Mithilfe also des KWIC können die ausgesuchten Schlagwörter innerhalb ihres Kontext näher untersuchen werden. Die Ergebnisse lassen im Laufe der Analyse ein differenziertes Rollenbild der weiblichen Figuren erkennen: Die negativ besetzten Attribute („alt“, „böse“) der weiblichen Antagonisten eröffnen mit einem Blick auf den Kontext ihrer Einbettung, dass mit verschiedenen Frauenfiguren gespielt wird, um das Vertrauen der Hauptcharaktere zu ergattern (gekränkte, weise Frau - altes Mütterchen; eitle, böse Stiefmutter - alte Krämerin). Auf der anderen Seite sind die „Heldinnen“ der Märchen mit Namen versehen. Dornröschen (8 Mal gezählt) und Sneewittchen (37) erhalten ihre Beschreibung mithilfe ihrer Namensgebung und werden zudem als Königstöchter (6) charakterisiert. Allein dieser Umstand erlaubt, die beiden Frauen mit Eigenschaften zu versehen, die ihre Schönheit und Tugenden hervorheben (bspw. Sneewittchen: schönste (16)). Grethel (37) wird in den unteren Rängen der Gesellschaft angesiedelt: Ihre Familie ist arm und leidet Hunger. Durch KWIC wird sichtbar, dass es ihr Bruder ist, der sie überwiegend durch seine Anrede charakterisiert. Ihre Beschreibung ist an ihr Geschlecht und ihre Funktion innerhalb des Märchens geknüpft (Schwesterchen (6), Mädchen (2)). Aber auch hier wird durch den Vergleich aufgezeigt, dass nicht jede positive Frauenfigur die Rolle des Opfers übernimmt. Wohingegen Dornröschen und Schneewittchen ihren Schicksalen ausgeliefert auf Rettung durch Außerhalb entgegen schlafen, muss Grethel, die einzige mit einem tatsächlichen Namen im Gegenzug, um ihr eigenes Leben und das ihres Bruders zu retten, gegen die Hexe vorgehen. Sie überwindet ihre Rolle des unmündigen, schwachen Mädchens mit dem Todesstoß, den sie der Hexe in den Ofen erteilt. Die positiv vorgestellten Frauen agieren also aufgrund ihrer verschiedenen gesellschaftlichen Positionen unterschiedlich in Problemsituationen.

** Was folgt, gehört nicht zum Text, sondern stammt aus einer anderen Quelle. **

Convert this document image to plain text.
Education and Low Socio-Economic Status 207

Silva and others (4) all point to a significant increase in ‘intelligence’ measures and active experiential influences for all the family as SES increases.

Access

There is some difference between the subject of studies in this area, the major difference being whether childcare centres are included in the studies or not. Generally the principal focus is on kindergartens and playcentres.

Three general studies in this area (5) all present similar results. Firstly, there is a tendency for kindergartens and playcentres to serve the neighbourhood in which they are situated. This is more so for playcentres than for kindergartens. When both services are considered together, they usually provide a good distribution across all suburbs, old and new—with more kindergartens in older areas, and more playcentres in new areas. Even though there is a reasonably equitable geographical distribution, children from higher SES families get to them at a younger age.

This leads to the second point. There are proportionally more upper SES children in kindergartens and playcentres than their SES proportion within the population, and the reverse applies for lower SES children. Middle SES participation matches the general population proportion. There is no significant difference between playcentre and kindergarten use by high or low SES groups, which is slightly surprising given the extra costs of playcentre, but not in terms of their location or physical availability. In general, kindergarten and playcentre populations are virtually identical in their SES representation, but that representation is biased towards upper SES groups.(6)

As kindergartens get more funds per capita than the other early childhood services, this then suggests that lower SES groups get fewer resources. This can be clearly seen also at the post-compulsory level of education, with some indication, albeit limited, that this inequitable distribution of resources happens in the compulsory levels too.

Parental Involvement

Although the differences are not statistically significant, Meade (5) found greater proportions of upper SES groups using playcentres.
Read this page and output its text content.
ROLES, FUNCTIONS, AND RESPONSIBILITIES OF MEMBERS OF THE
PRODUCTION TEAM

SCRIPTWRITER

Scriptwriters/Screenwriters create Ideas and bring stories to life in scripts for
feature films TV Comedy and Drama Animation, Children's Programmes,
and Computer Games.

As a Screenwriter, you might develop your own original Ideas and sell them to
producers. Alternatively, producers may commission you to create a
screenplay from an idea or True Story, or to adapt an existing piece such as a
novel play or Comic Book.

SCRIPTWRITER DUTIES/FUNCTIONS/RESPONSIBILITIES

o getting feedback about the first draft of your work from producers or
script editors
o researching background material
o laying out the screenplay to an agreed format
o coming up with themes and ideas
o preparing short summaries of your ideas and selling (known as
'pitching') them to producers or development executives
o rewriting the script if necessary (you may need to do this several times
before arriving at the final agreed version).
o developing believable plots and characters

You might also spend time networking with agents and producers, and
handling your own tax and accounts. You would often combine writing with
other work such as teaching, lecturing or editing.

Es zeigt sich also, dass die untersuchten Frauenfiguren bestimmte, zum Teil auch vielfältige Rollenbilder gemäß ihrer Funktion innerhalb des Märchens übernehmen. Die Analyse solcher Ergebnisse erfordert, dass der Benutzer des Tools entweder im Vorfeld oder spätestens während der Analyse mithilfe des Corpus Readers dem Inhalt der Texte mehr Aufmerksamkeit schenkt. Die bloßen Ausgabendaten, die Voyant liefert, reichen nicht aus, um eine semantische Interpretation der kontextuellen Beziehungen der Schlagwörter zu den Figuren durchzuführen. Dennoch erleichtern die gängigen Analysetools des Standard-Interfaces die Arbeit um einiges: die Frequenzanalyse und die Konkordanzanzeige verkürzen die Arbeitsschritte und bieten dadurch an, im nächsten Schritt der Interpretation den Daten vor allem auf statistischer, aber auch auf semantischer Ebene mehr Aufmerksamkeit schenken zu können.